Not that it's easy to stand back. "You see them growing and perceiving and changing," Keaton says. There's a look of awe in her eyes. Being a mother is a joy, but " love is work, too," she says. "It takes everything I have sometimes to not snuggle with Dexter. You know, at 16, you don't want to be snuggly any more. Sometimes I can pat her hair. Or if I'm lucky, I get a hug."
Dinner is Keaton's favorite time of day. With swim-team practice done and all eyes off gadgets, phones, and computers, the three Keatons sit and talk. "Oh, sure, I drive my kids crazy with, 'What do you think about this? What did that mean to you?' They're like, 'Stop, Mom!' So I'm learning to say less now." You can tell by her suppressed grin that Keaton isn't succeeding. "That's right. I'm learning to zip it up." Now she's laughing. "Well, I'm trying, at least. I really am."
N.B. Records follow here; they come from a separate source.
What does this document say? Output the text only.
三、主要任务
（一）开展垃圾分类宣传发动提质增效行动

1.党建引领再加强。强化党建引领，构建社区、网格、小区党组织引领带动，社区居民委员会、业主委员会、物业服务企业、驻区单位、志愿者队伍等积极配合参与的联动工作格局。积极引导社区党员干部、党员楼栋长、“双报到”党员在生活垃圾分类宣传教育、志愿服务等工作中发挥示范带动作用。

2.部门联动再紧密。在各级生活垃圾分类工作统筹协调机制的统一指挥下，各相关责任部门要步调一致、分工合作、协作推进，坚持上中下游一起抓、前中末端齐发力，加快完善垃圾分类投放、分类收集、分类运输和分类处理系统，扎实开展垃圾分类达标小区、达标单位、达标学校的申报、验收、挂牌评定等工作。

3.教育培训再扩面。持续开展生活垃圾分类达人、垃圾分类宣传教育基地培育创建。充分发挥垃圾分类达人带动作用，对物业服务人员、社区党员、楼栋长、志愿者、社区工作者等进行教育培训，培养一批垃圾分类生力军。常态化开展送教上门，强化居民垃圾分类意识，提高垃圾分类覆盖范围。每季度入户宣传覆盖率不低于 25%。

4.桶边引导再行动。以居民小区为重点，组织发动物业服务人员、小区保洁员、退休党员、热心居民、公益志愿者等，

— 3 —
Keaton's dream project isn't another book or movie, though she admits she'd love to find "a really out-there role where I let it all hang out. Get totally enraged. Go to an extreme. I have not really had that opportunity, and I hope it will happen." She's also not yearning for romance at the moment. "It's not something I can visualize right now. The best relationships develop out of friendships. That's the shame. At this stage I don't correlate any of the friendships I have with sex, and, honestly, once you bring sex into a friendship — Ooh! Whew! Oh! — that's a slippery slope into disaster."
So she channels her passions into building a house. Known locally for her restoration efforts, Keaton now wants a new challenge. "The easy thing — and part of me wants to do this — is just to go buy a house and redo it, but I've done that already," she says. It's much harder, she says, "to create something out of thin air. I never want to stop growing and learning."
A thoughtful look comes over Keaton's face. For the first time in the long conversation, there's silence. Not that it lasts. It never does with Keaton.
"Let me tell you the best part about getting older," she says without prompting. "The best part is that I'm still here and, because the end is in sight, I treasure it all more. That's why I don't worry about crying in a scene anymore. Now it comes easily. I know the emotion's all there." She smiles — but, in fact, a shimmer in her eyes suggests Diane Keaton is feeling something right now. "You have to live life all the way, you know? Take risks. Do things you can't imagine. 'Cause, hey, why not, right?"